The U.S. Food and Drug Administration (FDA) is expected to approve COVID-19 booster shots from Moderna (NASDAQ:MRNA) and Johnson & Johnson (NYSE:JNJ) when its advisory panel meets on Thursday and Friday of this week.
The FDA’s Vaccines and Related Biological Products Advisory Committee meetings come less than a month after U.S. regulators authorized the booster shot of Pfizer (NYSE:PFE) and BioNTech’s (NASDAQ:BNTX) vaccine for a wide array of Americans, including the elderly, adults with underlying medical conditions, and people who work or live in high-risk settings such as healthcare and grocery workers.
More than seven million Americans have received a booster dose in the U.S., according to the latest data available from the Centers for Disease Control and Prevention (CDC).
Members on independent committees of the FDA said at the time they were frustrated that only Pfizer vaccine recipients would be eligible to get booster shots, leaving out millions of Americans who got Moderna’s or J&J’s vaccine.
The FDA advisory group is scheduled to discuss this week data on the safety and effectiveness of a Moderna booster shot in adults.
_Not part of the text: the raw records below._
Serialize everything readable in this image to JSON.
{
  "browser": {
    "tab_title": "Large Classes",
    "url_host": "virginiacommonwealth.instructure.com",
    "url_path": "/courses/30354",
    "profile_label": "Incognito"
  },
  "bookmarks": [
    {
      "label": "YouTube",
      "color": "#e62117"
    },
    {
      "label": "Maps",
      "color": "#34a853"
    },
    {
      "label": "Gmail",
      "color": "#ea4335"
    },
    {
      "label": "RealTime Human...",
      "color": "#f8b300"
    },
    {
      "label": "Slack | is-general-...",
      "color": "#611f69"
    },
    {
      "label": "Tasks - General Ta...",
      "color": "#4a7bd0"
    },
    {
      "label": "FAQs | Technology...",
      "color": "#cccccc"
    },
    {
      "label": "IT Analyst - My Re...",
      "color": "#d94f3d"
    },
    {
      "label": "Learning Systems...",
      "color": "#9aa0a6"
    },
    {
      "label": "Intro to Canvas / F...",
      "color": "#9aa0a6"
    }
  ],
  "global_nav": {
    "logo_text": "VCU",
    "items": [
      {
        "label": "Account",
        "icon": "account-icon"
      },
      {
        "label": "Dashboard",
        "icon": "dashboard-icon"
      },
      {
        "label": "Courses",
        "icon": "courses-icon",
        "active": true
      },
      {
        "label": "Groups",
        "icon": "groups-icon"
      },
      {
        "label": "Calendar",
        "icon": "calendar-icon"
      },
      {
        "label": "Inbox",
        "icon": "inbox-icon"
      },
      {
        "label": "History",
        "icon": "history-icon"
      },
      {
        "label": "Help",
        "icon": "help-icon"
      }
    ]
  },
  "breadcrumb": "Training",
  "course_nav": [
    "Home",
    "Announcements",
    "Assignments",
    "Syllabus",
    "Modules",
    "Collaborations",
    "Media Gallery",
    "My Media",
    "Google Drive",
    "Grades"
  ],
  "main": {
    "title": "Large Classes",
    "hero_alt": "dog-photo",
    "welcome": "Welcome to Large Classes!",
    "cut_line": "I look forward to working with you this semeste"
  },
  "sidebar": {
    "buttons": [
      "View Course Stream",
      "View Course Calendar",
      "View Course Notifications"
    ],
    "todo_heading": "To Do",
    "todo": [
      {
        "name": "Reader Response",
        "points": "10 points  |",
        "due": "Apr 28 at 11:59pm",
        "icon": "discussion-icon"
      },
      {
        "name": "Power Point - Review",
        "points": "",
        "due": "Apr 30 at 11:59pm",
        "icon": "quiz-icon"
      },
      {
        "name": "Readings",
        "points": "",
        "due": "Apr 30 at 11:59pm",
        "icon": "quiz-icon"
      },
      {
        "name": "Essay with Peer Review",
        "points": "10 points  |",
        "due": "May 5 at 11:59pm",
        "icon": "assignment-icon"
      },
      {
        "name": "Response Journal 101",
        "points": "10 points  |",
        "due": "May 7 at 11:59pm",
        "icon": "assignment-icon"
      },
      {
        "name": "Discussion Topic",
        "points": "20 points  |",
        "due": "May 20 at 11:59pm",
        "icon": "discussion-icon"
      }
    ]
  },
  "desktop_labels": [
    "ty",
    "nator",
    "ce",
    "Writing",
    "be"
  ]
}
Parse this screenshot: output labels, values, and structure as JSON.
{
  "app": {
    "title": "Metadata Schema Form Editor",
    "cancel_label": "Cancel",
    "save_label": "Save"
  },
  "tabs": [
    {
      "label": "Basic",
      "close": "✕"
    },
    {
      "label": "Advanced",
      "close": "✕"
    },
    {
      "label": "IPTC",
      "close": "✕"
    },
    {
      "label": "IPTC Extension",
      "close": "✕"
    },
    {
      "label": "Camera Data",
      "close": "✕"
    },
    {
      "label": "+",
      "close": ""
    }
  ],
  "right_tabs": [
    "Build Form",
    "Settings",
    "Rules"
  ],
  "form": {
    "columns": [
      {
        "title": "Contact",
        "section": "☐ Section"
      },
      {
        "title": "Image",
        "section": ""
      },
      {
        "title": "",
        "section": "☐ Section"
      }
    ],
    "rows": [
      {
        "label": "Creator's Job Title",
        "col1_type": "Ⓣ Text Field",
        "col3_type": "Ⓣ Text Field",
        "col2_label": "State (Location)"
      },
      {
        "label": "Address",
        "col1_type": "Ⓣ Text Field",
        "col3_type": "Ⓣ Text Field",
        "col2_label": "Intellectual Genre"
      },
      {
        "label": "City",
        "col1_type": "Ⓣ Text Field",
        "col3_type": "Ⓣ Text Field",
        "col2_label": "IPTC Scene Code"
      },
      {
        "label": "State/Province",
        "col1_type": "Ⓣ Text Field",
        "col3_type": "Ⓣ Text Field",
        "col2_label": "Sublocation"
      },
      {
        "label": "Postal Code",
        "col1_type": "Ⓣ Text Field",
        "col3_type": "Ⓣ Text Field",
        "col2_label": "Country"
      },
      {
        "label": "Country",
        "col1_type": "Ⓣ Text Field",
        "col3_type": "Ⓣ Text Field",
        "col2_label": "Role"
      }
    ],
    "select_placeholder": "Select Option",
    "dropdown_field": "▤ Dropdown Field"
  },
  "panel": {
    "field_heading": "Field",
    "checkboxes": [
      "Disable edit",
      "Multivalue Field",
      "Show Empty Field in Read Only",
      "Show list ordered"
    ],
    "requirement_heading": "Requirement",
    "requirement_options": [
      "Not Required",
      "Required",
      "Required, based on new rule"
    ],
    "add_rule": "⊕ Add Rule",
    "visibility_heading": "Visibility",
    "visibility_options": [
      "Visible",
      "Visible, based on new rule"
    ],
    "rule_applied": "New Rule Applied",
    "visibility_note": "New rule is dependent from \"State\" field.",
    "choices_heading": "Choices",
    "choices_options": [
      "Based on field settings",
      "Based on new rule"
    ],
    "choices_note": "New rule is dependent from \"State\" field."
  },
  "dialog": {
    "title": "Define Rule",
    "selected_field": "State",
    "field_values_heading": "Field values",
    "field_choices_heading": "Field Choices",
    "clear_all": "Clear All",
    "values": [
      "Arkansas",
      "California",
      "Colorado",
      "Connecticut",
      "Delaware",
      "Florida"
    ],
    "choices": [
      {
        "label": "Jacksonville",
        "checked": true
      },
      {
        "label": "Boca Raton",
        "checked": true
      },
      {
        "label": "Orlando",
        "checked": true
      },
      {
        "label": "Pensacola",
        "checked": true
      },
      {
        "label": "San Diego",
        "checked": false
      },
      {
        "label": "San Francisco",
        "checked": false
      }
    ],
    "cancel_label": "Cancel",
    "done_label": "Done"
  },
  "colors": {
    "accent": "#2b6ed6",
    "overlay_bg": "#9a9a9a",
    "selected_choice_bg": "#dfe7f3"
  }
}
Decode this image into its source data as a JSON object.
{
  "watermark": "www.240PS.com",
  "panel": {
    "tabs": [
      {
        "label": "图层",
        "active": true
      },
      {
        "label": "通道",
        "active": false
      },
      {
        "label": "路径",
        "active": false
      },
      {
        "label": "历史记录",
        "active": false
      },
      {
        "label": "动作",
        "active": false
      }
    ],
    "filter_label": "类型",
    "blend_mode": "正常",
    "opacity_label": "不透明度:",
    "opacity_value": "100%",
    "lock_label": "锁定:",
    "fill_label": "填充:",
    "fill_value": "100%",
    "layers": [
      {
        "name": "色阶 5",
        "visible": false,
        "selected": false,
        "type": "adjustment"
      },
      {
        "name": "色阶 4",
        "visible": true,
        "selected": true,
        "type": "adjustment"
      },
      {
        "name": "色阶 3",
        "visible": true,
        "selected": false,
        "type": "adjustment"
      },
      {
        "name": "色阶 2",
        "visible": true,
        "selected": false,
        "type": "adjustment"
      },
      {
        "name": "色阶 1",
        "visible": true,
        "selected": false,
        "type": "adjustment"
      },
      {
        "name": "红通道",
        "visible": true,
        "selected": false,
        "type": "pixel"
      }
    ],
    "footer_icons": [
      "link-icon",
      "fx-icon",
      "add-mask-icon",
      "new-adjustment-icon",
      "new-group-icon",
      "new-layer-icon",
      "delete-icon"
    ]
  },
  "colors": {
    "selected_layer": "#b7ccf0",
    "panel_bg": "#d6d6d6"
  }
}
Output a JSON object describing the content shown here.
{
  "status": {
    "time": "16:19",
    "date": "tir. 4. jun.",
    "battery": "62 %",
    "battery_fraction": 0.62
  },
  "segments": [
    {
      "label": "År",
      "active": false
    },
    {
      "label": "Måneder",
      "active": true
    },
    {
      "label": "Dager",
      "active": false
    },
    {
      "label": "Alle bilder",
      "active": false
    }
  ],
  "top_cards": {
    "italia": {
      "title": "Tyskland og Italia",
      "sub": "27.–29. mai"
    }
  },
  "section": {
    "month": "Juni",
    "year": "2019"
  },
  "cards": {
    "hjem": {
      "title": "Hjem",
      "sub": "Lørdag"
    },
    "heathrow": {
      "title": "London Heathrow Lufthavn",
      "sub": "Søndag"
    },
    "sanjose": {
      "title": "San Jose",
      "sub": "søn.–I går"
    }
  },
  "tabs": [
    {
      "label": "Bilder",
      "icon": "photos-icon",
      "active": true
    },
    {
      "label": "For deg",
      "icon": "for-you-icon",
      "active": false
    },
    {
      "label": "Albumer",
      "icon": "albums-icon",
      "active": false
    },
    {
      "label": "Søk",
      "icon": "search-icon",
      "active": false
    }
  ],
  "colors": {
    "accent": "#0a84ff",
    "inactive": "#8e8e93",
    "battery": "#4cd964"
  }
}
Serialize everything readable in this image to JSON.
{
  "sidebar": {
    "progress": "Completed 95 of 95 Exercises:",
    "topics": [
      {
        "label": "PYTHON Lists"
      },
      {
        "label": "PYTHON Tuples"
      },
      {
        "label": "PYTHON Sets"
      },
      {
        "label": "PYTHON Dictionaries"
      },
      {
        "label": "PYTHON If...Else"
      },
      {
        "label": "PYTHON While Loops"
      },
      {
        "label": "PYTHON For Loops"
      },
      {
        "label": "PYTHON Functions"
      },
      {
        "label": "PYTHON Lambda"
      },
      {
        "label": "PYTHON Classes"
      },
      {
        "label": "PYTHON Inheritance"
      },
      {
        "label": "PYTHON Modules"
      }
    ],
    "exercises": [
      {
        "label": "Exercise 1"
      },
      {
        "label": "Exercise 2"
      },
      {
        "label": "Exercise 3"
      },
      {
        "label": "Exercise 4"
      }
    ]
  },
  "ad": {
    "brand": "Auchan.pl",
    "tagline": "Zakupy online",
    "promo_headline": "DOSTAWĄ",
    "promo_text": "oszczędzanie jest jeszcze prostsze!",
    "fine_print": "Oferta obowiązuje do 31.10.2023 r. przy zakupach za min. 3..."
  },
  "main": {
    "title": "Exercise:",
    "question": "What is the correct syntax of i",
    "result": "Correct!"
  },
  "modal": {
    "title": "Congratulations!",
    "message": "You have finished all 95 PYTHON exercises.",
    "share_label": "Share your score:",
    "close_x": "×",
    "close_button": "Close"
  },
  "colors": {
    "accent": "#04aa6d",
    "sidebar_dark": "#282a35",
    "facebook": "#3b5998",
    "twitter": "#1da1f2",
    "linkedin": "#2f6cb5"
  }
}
On Friday, the committee is expected to debate J&J booster shots for adults.
The FDA could make a final decision within days of the meetings, handing it off to the CDC and its vaccine advisory committee to make their own decision. The CDC’s next vaccine advisory meeting is scheduled for October 20 and 21 where it’s expected to discuss the boosters.
The FDA meeting comes after average daily COVID-19 cases in the U.S. fell below 100,000 last week with more than 56% of the population fully immunized against the virus and the pandemic showing signs of easing.
The Biden administration hopes boosting the U.S. population will also continue to ensure long-term and durable protection against severe disease, hospitalization and death from the fast-moving Delta variant spreads.
Last month, Moderna said a third shot at half the dosage used for the first two jabs was safe and produced a stronger immune response than what was seen after the second dose in its phase three clinical trial.